When I think of the Challenger it is not with sadness. I am inspired by it. That seven people would strap themselves to a rocket and throw themselves towards the heavens. That's something. But it also makes me very angry. I'm angry with myself. I'm angry with our country. I'm angry with the human race. I'm angry at our lack of imagination. I'm angry at our lack of adventure. I'm angry at our complacency with gimmicks, toys, gadgets... products. We should want more. We should do more. We should be more.

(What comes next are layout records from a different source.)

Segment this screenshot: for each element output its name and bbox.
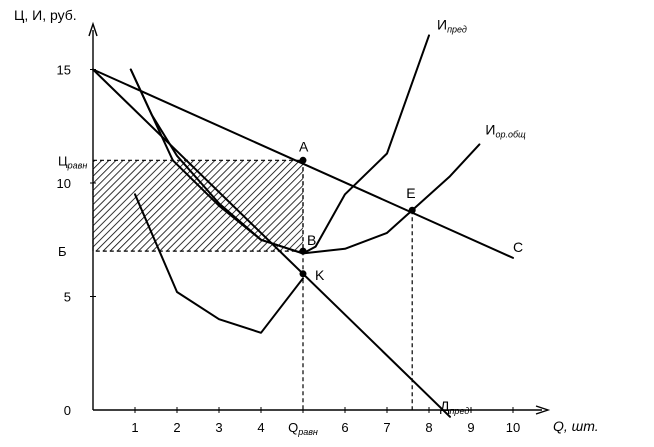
point-label-A: A (299, 138, 309, 154)
x-tick-label: 3 (215, 420, 222, 435)
x-axis-label: Q, шт. (553, 418, 599, 434)
series-line-4 (134, 193, 304, 334)
y-tick-label-special: Б (58, 244, 67, 259)
point-marker-E (408, 206, 416, 214)
series-label-2: Ипред (437, 16, 467, 34)
series-lines: С Дпред Ипред Иор.общ (92, 16, 526, 418)
ticks: 1 2 3 4 6 7 8 9 10 Qравн 0 5 10 15 Цравн Б (57, 63, 521, 438)
x-tick-label: 7 (383, 420, 390, 435)
x-tick-label-q-equilibrium: Qравн (288, 420, 318, 437)
point-marker-B (299, 247, 307, 255)
point-label-E: E (406, 185, 415, 201)
x-tick-label: 4 (257, 420, 264, 435)
y-axis-arrow-icon (88, 21, 98, 37)
guide-lines (302, 160, 413, 410)
series-label-0: С (513, 239, 523, 255)
y-tick-label: 0 (64, 403, 71, 418)
series-label-1: Дпред (440, 398, 469, 416)
point-markers: A B K E (299, 138, 416, 283)
y-tick-label: 5 (64, 290, 71, 305)
x-tick-label: 8 (425, 420, 432, 435)
y-tick-label: 15 (57, 63, 71, 78)
x-axis-arrow-icon (535, 405, 551, 415)
x-tick-label: 6 (341, 420, 348, 435)
y-tick-label-special: Цравн (58, 153, 87, 170)
point-marker-A (299, 156, 307, 164)
x-tick-label: 10 (506, 420, 520, 435)
point-label-K: K (315, 267, 325, 283)
y-tick-label: 10 (57, 176, 71, 191)
series-label-3: Иор.общ (485, 121, 526, 139)
x-tick-label: 1 (131, 420, 138, 435)
x-tick-label: 2 (173, 420, 180, 435)
y-axis-label: Ц, И, руб. (14, 7, 77, 23)
point-marker-K (299, 270, 307, 278)
axes (88, 21, 551, 415)
x-tick-label: 9 (467, 420, 474, 435)
shaded-area (92, 159, 304, 252)
point-label-B: B (307, 232, 316, 248)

If I were a better writer this would be the part of the story where I deliver my brilliant plan to fix things. My brilliant words of wisdom to inspire others to recapture whatever it is our country has lost. But I'm not that smart. The only thing I've got going for me is a decent memory. And I can cling to it. I can cling to that... what was it? Was it a feeling? Was it an energy? Was it... faith? Hope? There was something there before the winter of '86. Like that feeling that someone is right behind your left shoulder. Like that specter you see in the hallway just before you nod off. It's still there. If you focus. On a good day you can actually touch it. Like finding change under your couch cushions. It was there all along.
What you do with it is up to you. Maybe you get bitter and complain about how things used to be so much better. Or maybe you share it. Maybe you remind people. Maybe you tell your kids. There once was a time we rode through the heavens in Space Shuttles and walked on the moon. And we could do it again. We could do it better. We could go further. We just have to want it.
Your best pal ever,
2 comments:
I think you're right about how The Challenger Disaster affected our generation. I was in 3rd grade 25 years ago today. We all gathered in the lunchroom, I remember it so clearly. But you're right, the nation's ambition took a few giant steps back that day and hasn't stepped back to that precipice in the same way since. Great entry, Shannon.
Thanks. Our ambitions as a country have never recovered. We still have corporate capitalist ambitions but those are not to make things better. Those ambitions are to make things better for the one percent. When I was a kid the promise of the space program was to discover new technologies that would change the world, cure diseases, explore the solar system etc. After 86 it was reduced to satellite installation and repair men. Cable guys in space using twenty year old delivery vans. I know that is an extremely cynical way to look at it but, it could have been much more. And it's not NASA's fault. It's our fault for not demanding it.